FlagEmbedding.baai_general_embedding.finetune.run FAILED

Failures:

------------------------------------------------------------ Root Cause (first observed failure): [0]: time : 2024-05-30_15:07:39 host : MSI rank : 0 (local_rank: 0) exitcode : 1 (pid: 24584) error_file: traceback : To enable traceback see: https://pytorch.org/docs/stable/elastic/errors.html ============================================================ 希望您能解答
staoxiao commented 3 months ago

@lower01 can you show me the command you used?

lower01 commented 3 months ago

@lower01 can you show me the command you used?

好的,我的命令中的内容如下: torchrun
--nproc_per_node 1 -m FlagEmbedding.baai_general_embedding.finetune.run --output_dir bge-large-zh-finetune --model_name_or_path bge-large-zh --train_data examples/finetune/toy_finetune_data.jsonl --learning_rate 1e-5 --fp16 --num_train_epochs 1 --per_device_train_batch_size 1 --dataloader_drop_last True --normlized True --temperature 0.02 --query_max_len 64 --passage_max_len 256 --train_group_size 2 --negatives_cross_device --logging_steps 10 --save_steps 1000 --query_instruction_for_retrieval ""

lower01 commented 3 months ago

@lower01 can you show me the command you used?

您好,我昨天给您发了命令,请问我的命令有什么问题吗?对于昨天提到的RuntimeError: Distributed package doesn't have NCCL built in ERROR:torch.distributed.elastic.multiprocessing.api:failed (exitcode: 1) local_rank: 0 (pid: 24584) of binary: F:\anaconda3\envs\RAG\python.exe错误,是本机没有nccl库的原因吗?但是windows上好像不能安装nccl库,还是什么其它问题?

staoxiao commented 3 months ago

Is there still an error when using python?

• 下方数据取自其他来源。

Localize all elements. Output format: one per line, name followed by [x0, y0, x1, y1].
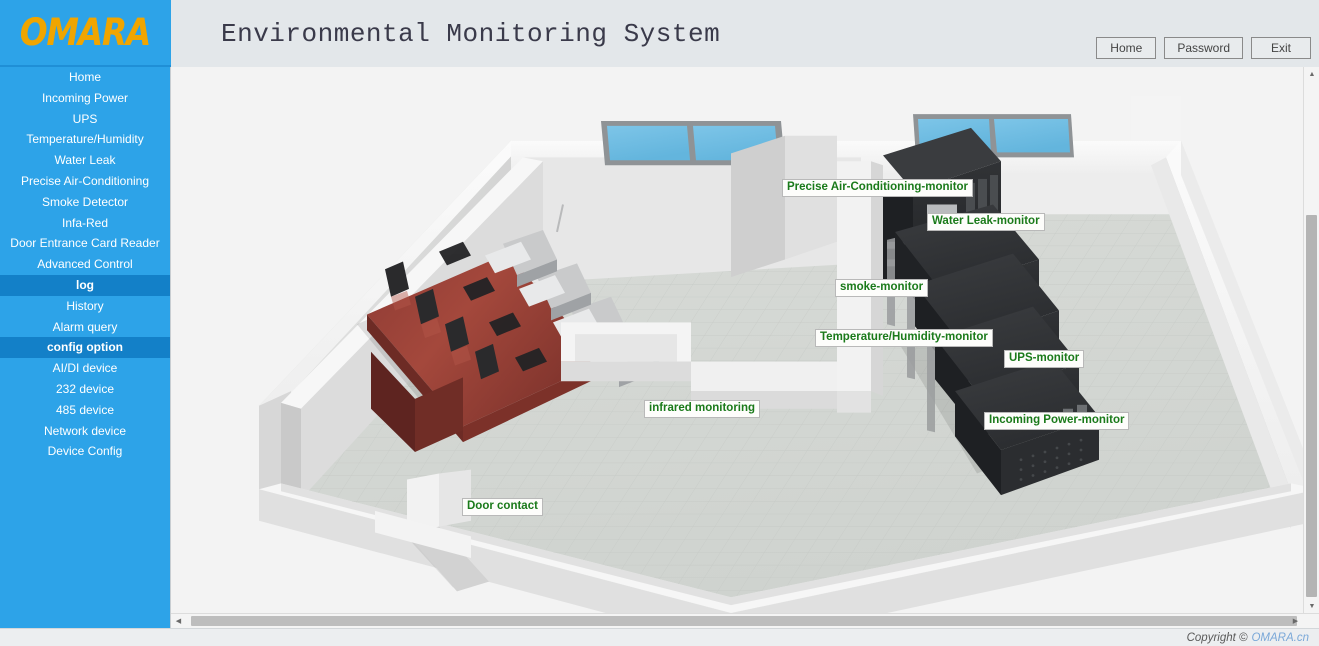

python -m FlagEmbedding.baai_general_embedding.finetune.run
--output_dir bge-large-zh-finetune
--model_name_or_path bge-large-zh
--train_data examples/finetune/toy_finetune_data.jsonl
--learning_rate 1e-5
--fp16
--num_train_epochs 1
--per_device_train_batch_size 1
--dataloader_drop_last True
--normlized True
--temperature 0.02
--query_max_len 64
--passage_max_len 256
--train_group_size 2
--negatives_cross_device
--logging_steps 10
--save_steps 1000
--query_instruction_for_retrieval ""
lower01 commented 3 months ago

python -m FlagEmbedding.baai_general_embedding.finetune.run --output_dir bge-large-zh-finetune --model_name_or_path bge-large-zh --train_data examples/finetune/toy_finetune_data.jsonl --learning_rate 1e-5 --fp16 --num_train_epochs 1 --per_device_train_batch_size 1 --dataloader_drop_last True --normlized True --temperature 0.02 --query_max_len 64 --passage_max_len 256 --train_group_size 2 --negatives_cross_device --logging_steps 10 --save_steps 1000 --query_instruction_for_retrieval ""

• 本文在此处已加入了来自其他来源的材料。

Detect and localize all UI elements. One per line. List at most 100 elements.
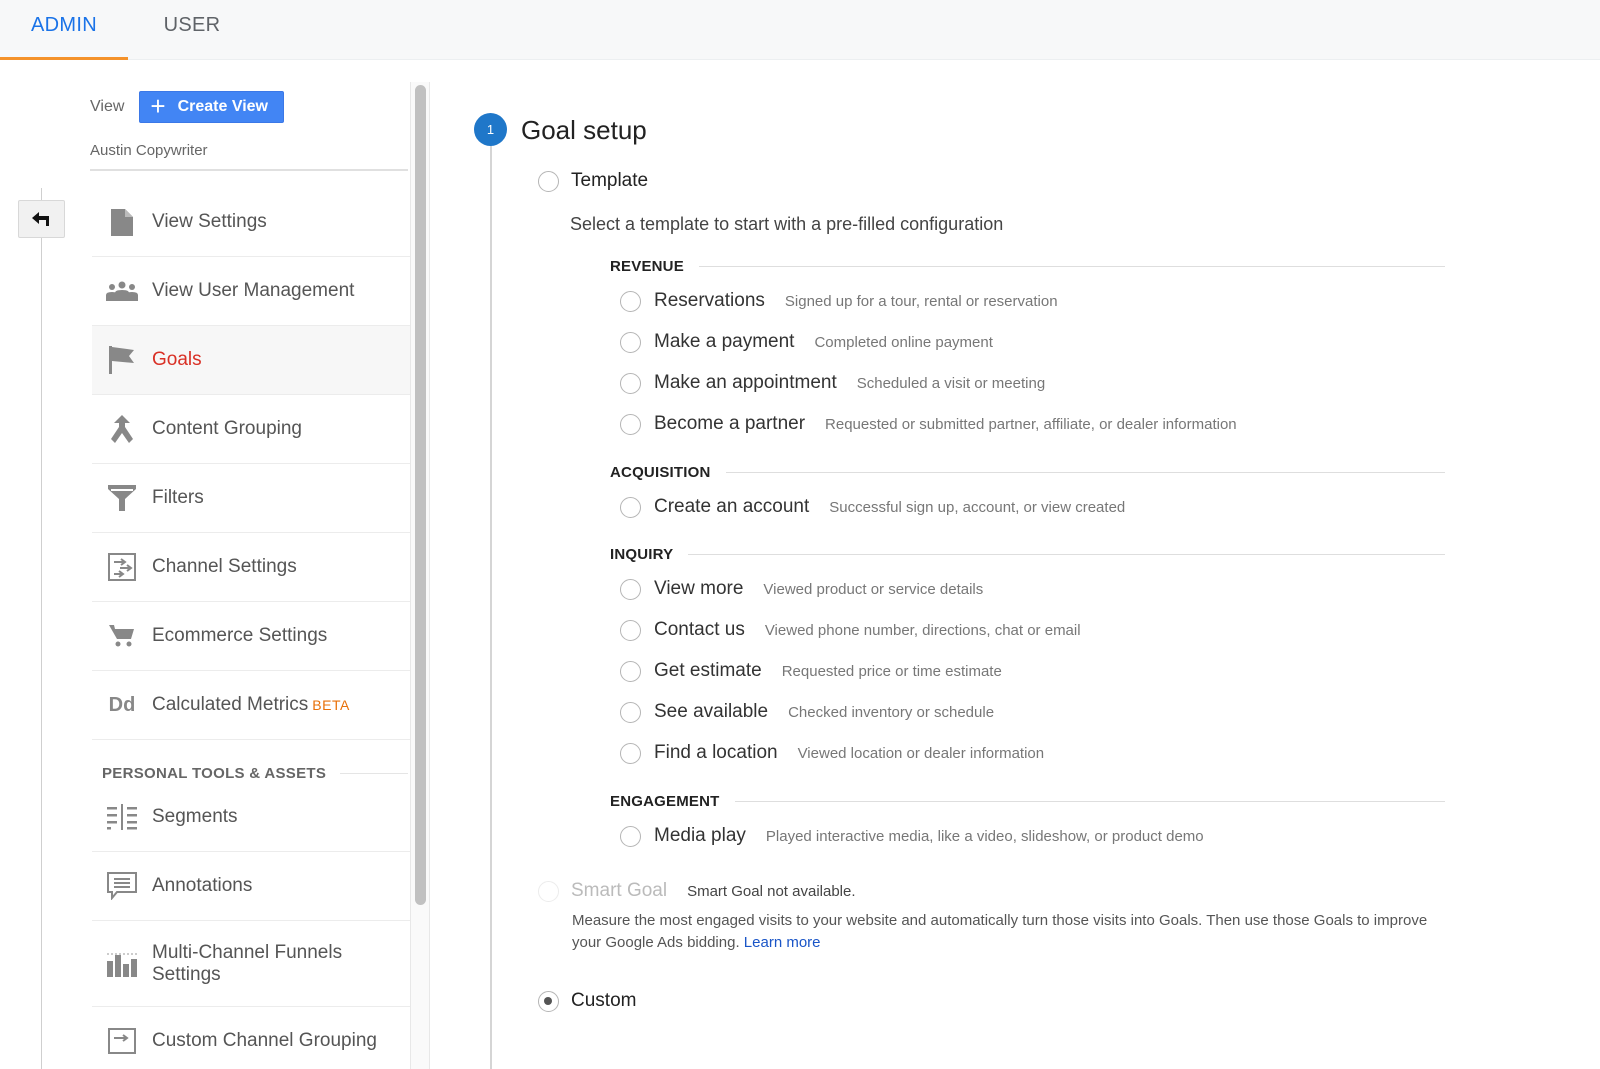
radio[interactable] <box>620 496 641 518</box>
beta-badge: BETA <box>312 697 350 713</box>
template-become-a-partner[interactable]: Become a partner Requested or submitted … <box>620 411 1237 437</box>
smart-goal-description-text: Measure the most engaged visits to your … <box>572 912 1428 951</box>
category-acquisition: ACQUISITION <box>610 464 1445 481</box>
section-title: PERSONAL TOOLS & ASSETS <box>102 765 327 782</box>
template-desc: Requested price or time estimate <box>781 662 1002 680</box>
sidebar-item-segments[interactable]: Segments <box>92 783 410 852</box>
template-make-an-appointment[interactable]: Make an appointment Scheduled a visit or… <box>620 370 1045 396</box>
custom-option[interactable]: Custom <box>538 990 636 1012</box>
personal-tools-heading: PERSONAL TOOLS & ASSETS <box>102 765 408 782</box>
sidebar-item-label: Multi-Channel Funnels Settings <box>152 941 343 985</box>
template-desc: Viewed location or dealer information <box>797 744 1045 762</box>
template-create-an-account[interactable]: Create an account Successful sign up, ac… <box>620 494 1125 520</box>
category-engagement: ENGAGEMENT <box>610 793 1445 810</box>
template-label: Get estimate <box>654 660 762 681</box>
sidebar-item-view-user-management[interactable]: View User Management <box>92 257 410 326</box>
sidebar-item-channel-settings[interactable]: Channel Settings <box>92 533 410 602</box>
sidebar-item-label: Channel Settings <box>152 556 297 577</box>
template-label: Make an appointment <box>654 372 837 393</box>
bar-chart-icon <box>92 951 152 977</box>
template-label: Media play <box>654 825 746 846</box>
dd-icon: Dd <box>108 693 136 716</box>
sidebar-item-label: View Settings <box>152 211 267 232</box>
funnel-icon <box>92 485 152 511</box>
step-number-badge: 1 <box>474 113 507 146</box>
template-desc: Viewed phone number, directions, chat or… <box>764 621 1081 639</box>
sidebar-item-multi-channel-funnels-settings[interactable]: Multi-Channel Funnels Settings <box>92 921 410 1007</box>
radio[interactable] <box>620 660 641 682</box>
sidebar-item-custom-channel-grouping[interactable]: Custom Channel Grouping <box>92 1007 410 1069</box>
template-label: See available <box>654 701 769 722</box>
category-inquiry: INQUIRY <box>610 546 1445 563</box>
learn-more-link[interactable]: Learn more <box>744 934 821 951</box>
template-desc: Played interactive media, like a video, … <box>765 827 1204 845</box>
template-desc: Scheduled a visit or meeting <box>856 374 1046 392</box>
divider <box>90 169 408 171</box>
template-reservations[interactable]: Reservations Signed up for a tour, renta… <box>620 288 1058 314</box>
back-button[interactable] <box>18 200 65 238</box>
sidebar-item-annotations[interactable]: Annotations <box>92 852 410 921</box>
template-see-available[interactable]: See available Checked inventory or sched… <box>620 699 994 725</box>
radio[interactable] <box>620 578 641 600</box>
radio[interactable] <box>620 742 641 764</box>
template-label: Become a partner <box>654 413 806 434</box>
merge-arrows-icon <box>92 415 152 443</box>
radio[interactable] <box>620 701 641 723</box>
category-name: ACQUISITION <box>610 464 711 481</box>
template-contact-us[interactable]: Contact us Viewed phone number, directio… <box>620 617 1081 643</box>
divider <box>340 773 408 774</box>
sidebar-scrollbar[interactable] <box>410 82 430 1069</box>
sidebar-item-filters[interactable]: Filters <box>92 464 410 533</box>
custom-label: Custom <box>571 990 637 1011</box>
sidebar-item-view-settings[interactable]: View Settings <box>92 188 410 257</box>
template-label: Contact us <box>654 619 745 640</box>
category-name: INQUIRY <box>610 546 674 563</box>
navigation-rail <box>41 188 42 1069</box>
divider <box>734 801 1445 802</box>
template-label: Template <box>571 170 649 191</box>
smart-goal-status: Smart Goal not available. <box>687 882 856 900</box>
category-name: REVENUE <box>610 258 684 275</box>
custom-radio[interactable] <box>538 990 559 1012</box>
sidebar-item-content-grouping[interactable]: Content Grouping <box>92 395 410 464</box>
template-get-estimate[interactable]: Get estimate Requested price or time est… <box>620 658 1002 684</box>
template-desc: Requested or submitted partner, affiliat… <box>825 415 1237 433</box>
back-arrow-icon <box>31 212 49 226</box>
template-option[interactable]: Template <box>538 170 648 192</box>
sidebar-item-ecommerce-settings[interactable]: Ecommerce Settings <box>92 602 410 671</box>
channel-grouping-icon <box>92 1028 152 1054</box>
document-icon <box>92 208 152 236</box>
divider <box>725 472 1445 473</box>
scrollbar-thumb[interactable] <box>415 85 426 905</box>
radio[interactable] <box>620 290 641 312</box>
tab-user[interactable]: USER <box>128 0 256 60</box>
tab-admin[interactable]: ADMIN <box>0 0 128 60</box>
sidebar-item-label: Content Grouping <box>152 418 302 439</box>
calculated-metrics-label: Calculated Metrics <box>152 694 309 715</box>
channel-arrows-icon <box>92 553 152 581</box>
sidebar-item-label: Custom Channel Grouping <box>152 1030 377 1051</box>
radio[interactable] <box>620 413 641 435</box>
template-radio[interactable] <box>538 170 559 192</box>
template-media-play[interactable]: Media play Played interactive media, lik… <box>620 823 1204 849</box>
radio[interactable] <box>620 825 641 847</box>
sidebar-item-label: Goals <box>152 349 202 370</box>
smart-goal-description: Measure the most engaged visits to your … <box>572 910 1452 954</box>
step-connector-line <box>490 145 492 1069</box>
sidebar-item-label: View User Management <box>152 280 355 301</box>
sidebar-item-label: Filters <box>152 487 204 508</box>
radio[interactable] <box>620 372 641 394</box>
radio[interactable] <box>620 619 641 641</box>
sidebar-item-label: Ecommerce Settings <box>152 625 328 646</box>
plus-icon: + <box>150 90 166 121</box>
sidebar-item-label: Calculated Metrics BETA <box>152 694 350 716</box>
radio[interactable] <box>620 331 641 353</box>
sidebar-item-calculated-metrics[interactable]: Dd Calculated Metrics BETA <box>92 671 410 740</box>
template-find-a-location[interactable]: Find a location Viewed location or deale… <box>620 740 1044 766</box>
template-desc: Viewed product or service details <box>763 580 984 598</box>
sidebar-item-goals[interactable]: Goals <box>92 326 410 395</box>
create-view-button[interactable]: + Create View <box>139 90 285 123</box>
template-view-more[interactable]: View more Viewed product or service deta… <box>620 576 983 602</box>
divider <box>698 266 1445 267</box>
template-make-a-payment[interactable]: Make a payment Completed online payment <box>620 329 993 355</box>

换成python之后好像的确没有命令执行上的问题了,但是还存在与分布式训练相关的错误 image

staoxiao commented 3 months ago

You can delete negatives_cross_device, which needs to initialize a distribution env.

python -m FlagEmbedding.baai_general_embedding.finetune.run
--output_dir bge-large-zh-finetune
--model_name_or_path bge-large-zh
--train_data examples/finetune/toy_finetune_data.jsonl
--learning_rate 1e-5
--fp16
--num_train_epochs 1
--per_device_train_batch_size 1
--dataloader_drop_last True
--normlized True
--temperature 0.02
--query_max_len 64
--passage_max_len 256
--train_group_size 2
--logging_steps 10
--save_steps 1000
--query_instruction_for_retrieval ""

Besides, I think the per_device_train_batch_size is too small, might influence the performance.

lower01 commented 3 months ago

You can delete negatives_cross_device, which needs to initialize a distribution env.

python -m FlagEmbedding.baai_general_embedding.finetune.run
--output_dir bge-large-zh-finetune
--model_name_or_path bge-large-zh
--train_data examples/finetune/toy_finetune_data.jsonl
--learning_rate 1e-5
--fp16
--num_train_epochs 1
--per_device_train_batch_size 1
--dataloader_drop_last True
--normlized True
--temperature 0.02
--query_max_len 64
--passage_max_len 256
--train_group_size 2
--logging_steps 10
--save_steps 1000
--query_instruction_for_retrieval ""

Besides, I think the per_device_train_batch_size is too small, might influence the performance.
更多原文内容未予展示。